Run it through the dashboard or API
Use the API when URLs come from your crawler, CRM, spreadsheet, or queue. Use the dashboard when you have a short list and want JSON output without wiring a job runner.
The same scraper runs behind both paths. The Yelp Businesses Extract by URL scraper accepts business page URLs and returns the fields shown above.
Use the dashboard for manual QA before you wire the API into your pipeline. Submit 5 URLs, compare the JSON fields against the Yelp pages, then lock your import mapping.
Use the API once the field mapping passes that check. The API path gives you repeatable jobs, saved artifacts, and retry control.
If you need other extractors, the ScrapeNow scrapers hub lists 86+ scrapers across 14 platforms. Use the Yelp business scraper when your source input is a Yelp business URL.
Pricing and implementation step
ScrapeNow pre-built scrapers use credits. 1 output row costs 1 credit, with pricing from $0.04 per credit for 1 to 250 credits down to $0.012 per credit at 100K+ credits.

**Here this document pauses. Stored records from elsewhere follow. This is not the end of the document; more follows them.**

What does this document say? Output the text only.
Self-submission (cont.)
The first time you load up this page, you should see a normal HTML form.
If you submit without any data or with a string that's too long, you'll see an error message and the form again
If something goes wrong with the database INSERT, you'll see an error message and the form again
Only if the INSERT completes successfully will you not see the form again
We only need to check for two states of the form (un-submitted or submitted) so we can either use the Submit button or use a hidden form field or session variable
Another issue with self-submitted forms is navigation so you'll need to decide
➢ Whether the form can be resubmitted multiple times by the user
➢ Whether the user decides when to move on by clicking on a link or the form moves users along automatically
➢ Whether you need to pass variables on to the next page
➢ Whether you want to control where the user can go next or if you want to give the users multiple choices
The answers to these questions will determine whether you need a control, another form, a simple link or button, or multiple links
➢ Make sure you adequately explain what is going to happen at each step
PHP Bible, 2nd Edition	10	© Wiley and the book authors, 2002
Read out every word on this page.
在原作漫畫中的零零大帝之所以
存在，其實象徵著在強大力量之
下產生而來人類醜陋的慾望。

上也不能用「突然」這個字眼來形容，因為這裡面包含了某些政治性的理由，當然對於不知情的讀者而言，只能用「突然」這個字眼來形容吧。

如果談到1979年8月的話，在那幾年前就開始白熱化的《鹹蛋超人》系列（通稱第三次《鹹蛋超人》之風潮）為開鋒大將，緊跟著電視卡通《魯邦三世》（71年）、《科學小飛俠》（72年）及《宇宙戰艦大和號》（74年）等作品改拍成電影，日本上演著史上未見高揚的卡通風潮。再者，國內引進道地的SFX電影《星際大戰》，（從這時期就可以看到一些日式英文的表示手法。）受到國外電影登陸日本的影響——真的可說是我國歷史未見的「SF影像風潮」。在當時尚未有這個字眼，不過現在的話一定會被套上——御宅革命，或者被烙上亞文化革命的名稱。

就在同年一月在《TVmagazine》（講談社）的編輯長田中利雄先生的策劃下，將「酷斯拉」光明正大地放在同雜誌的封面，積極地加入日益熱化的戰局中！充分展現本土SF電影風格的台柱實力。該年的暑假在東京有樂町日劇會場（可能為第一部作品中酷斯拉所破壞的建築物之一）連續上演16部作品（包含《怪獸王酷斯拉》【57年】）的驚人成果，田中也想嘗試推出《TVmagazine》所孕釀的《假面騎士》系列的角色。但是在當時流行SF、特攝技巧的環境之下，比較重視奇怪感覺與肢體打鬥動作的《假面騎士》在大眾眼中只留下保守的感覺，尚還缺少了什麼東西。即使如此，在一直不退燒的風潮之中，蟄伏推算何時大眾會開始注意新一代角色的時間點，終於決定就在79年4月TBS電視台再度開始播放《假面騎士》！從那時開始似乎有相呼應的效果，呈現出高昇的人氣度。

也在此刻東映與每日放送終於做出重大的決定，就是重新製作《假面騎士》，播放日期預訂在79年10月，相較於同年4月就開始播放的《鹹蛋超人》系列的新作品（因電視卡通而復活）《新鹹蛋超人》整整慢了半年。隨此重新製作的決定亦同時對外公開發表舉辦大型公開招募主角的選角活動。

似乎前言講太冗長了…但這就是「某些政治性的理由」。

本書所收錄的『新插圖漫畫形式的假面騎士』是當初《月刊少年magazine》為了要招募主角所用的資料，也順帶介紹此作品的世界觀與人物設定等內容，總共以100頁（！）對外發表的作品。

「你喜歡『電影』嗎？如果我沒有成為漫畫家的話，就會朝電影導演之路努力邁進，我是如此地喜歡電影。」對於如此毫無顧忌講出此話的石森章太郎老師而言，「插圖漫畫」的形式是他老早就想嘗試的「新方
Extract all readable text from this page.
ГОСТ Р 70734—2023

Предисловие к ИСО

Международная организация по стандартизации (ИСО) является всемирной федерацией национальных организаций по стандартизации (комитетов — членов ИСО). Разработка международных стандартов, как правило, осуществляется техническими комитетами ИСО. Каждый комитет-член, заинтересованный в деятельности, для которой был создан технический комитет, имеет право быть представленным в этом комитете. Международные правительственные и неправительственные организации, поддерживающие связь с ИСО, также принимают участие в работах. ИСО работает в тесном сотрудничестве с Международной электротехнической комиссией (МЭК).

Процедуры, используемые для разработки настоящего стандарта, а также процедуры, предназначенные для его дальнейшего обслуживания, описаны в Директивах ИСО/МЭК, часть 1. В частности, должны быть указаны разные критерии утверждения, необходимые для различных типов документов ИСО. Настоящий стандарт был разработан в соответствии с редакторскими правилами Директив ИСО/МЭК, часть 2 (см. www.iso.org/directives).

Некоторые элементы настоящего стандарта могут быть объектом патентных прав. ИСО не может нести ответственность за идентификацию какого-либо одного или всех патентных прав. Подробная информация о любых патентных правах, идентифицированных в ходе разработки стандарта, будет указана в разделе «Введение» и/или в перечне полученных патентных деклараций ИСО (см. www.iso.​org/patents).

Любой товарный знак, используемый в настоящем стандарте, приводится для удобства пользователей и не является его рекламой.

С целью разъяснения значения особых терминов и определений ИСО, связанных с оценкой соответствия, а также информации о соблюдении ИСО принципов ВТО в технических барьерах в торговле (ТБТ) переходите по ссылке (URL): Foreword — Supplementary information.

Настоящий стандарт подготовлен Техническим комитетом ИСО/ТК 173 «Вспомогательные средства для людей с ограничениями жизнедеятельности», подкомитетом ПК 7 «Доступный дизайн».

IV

For this scraper, one Yelp business record equals one row. A batch of 1,000 valid Yelp business URLs returns up to 1,000 rows.
Tie the first run to a concrete workflow outcome. For example, take 5 Yelp URLs from your CRM enrichment queue and verify business_id, canonical_url, phone_number, website, and scrape_status before updating any production table.
Copy the Python script above, replace YOUR_API_KEY, and run the Yelp Businesses Extract by URL scraper against those 5 known Yelp business URLs. Load the JSON into a staging table, add a unique index on business_id, and compare the row count against the submitted URL count.